On Tuesday morning, February 21, 2023, the United States Environmental Protection Agency (“EPA”) chief Michael Regan ordered that Norfolk Southern Railroad Company to pay for the cost of remediation for Norfolk Southern’s train derailment, in which 38 derailed. Of those 38 derailed cars, 11 of them were tank cars carrying hazardous that spewed their toxic contents into the air after the massive crash. To avoid the risk of an uncontrolled explosion, the federal government ordered that the gas be ignited to foreclose a sudden ignition. The tanks contained vinyl chloride, a chemical that is both highly toxic and flammable. Hundreds of thousands of pounds of poured into the air and community for hours after derailment.

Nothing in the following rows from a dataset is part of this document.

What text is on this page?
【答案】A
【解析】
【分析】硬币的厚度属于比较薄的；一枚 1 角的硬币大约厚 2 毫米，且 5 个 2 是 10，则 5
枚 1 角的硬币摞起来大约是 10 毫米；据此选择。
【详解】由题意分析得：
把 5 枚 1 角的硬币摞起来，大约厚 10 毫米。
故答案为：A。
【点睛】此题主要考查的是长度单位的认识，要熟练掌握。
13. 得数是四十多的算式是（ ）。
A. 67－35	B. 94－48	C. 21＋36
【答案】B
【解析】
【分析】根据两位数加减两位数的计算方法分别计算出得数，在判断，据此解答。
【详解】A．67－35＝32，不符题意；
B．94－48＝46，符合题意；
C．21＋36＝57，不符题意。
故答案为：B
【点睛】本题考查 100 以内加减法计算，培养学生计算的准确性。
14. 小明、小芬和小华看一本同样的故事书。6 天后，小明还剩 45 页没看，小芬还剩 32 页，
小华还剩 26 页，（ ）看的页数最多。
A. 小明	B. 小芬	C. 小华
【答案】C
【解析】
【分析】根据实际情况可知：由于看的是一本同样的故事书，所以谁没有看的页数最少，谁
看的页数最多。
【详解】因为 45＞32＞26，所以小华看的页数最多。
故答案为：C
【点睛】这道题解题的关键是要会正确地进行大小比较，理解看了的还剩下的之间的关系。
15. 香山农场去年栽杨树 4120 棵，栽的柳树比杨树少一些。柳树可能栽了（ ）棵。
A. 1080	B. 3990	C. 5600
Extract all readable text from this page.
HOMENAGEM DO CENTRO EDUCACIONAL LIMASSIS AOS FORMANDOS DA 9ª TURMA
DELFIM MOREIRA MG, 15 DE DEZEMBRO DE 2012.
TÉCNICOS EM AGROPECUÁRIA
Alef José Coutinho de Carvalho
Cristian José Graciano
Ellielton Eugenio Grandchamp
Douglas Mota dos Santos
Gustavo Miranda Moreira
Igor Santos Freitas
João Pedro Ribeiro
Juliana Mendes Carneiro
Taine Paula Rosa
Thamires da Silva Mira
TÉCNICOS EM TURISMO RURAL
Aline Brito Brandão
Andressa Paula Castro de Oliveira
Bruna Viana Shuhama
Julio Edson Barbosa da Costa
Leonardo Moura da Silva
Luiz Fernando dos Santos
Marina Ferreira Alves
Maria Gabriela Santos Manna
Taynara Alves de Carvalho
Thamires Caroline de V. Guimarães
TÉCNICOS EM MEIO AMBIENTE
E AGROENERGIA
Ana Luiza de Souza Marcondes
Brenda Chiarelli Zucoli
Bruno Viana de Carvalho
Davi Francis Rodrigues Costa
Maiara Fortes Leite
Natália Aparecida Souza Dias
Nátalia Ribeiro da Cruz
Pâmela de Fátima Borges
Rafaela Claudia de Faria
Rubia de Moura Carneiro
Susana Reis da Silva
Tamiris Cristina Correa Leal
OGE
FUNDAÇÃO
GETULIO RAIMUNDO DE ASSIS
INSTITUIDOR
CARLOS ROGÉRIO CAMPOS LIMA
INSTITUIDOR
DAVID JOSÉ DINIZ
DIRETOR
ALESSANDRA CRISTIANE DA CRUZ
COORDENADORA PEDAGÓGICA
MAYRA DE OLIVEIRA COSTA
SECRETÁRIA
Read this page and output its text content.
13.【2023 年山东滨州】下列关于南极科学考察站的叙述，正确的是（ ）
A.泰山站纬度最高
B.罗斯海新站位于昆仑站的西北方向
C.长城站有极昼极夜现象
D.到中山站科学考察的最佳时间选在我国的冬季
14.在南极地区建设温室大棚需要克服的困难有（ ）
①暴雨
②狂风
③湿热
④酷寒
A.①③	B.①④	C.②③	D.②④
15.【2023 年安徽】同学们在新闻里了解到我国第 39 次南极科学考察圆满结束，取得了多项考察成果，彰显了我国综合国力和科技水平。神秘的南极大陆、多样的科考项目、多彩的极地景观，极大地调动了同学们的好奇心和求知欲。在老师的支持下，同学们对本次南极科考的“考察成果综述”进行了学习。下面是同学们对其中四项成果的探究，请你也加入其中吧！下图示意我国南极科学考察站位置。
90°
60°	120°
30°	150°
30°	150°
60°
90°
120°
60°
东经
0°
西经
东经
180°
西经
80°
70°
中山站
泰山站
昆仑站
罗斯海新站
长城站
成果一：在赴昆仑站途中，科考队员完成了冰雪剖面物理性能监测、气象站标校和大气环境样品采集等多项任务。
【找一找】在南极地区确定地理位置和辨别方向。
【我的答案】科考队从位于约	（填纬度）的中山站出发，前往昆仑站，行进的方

According to the National Transportation Safety Board (“NTSB”), the initial cause of the catastrophe was an overheated wheel bearing that caused complete failure of the affected wheelset. This particular Norfolk Southern train was equipped with a “hot bearing detector system,” which is in place to detect overheated bearings. As the train passed a wayside defect detector, its operators received an alarm, alerting them to overheating components, and instructing them to stop the train to inspect the hot axle. Clearly, the crew did not stop the train—it stopped for them when the overheated parts failed, very likely causing the derailment. The NTSB investigation is still underway. In all, the derailment and toxic release required 2,000 local residents to leave their homes, and a total of 115,580 gallons of vinyl chloride to spill, which was burnt off into the air.
The EPA’s response has been harsh and scathing. Chief Regan provided in his statement that the “EPA’s order will ensure the company is held accountable for jeopardizing the health and safety of this community…Norfolk Southern will pay for cleaning up the mess they created and for the trauma they’ve inflicted on this community.”
As of now, Norfolk Southern has agreed to pay for the remediation costs. Time will tell if they will accept the same responsibility for the damage it has done to the East Palestine community that may take many years to fully heal from.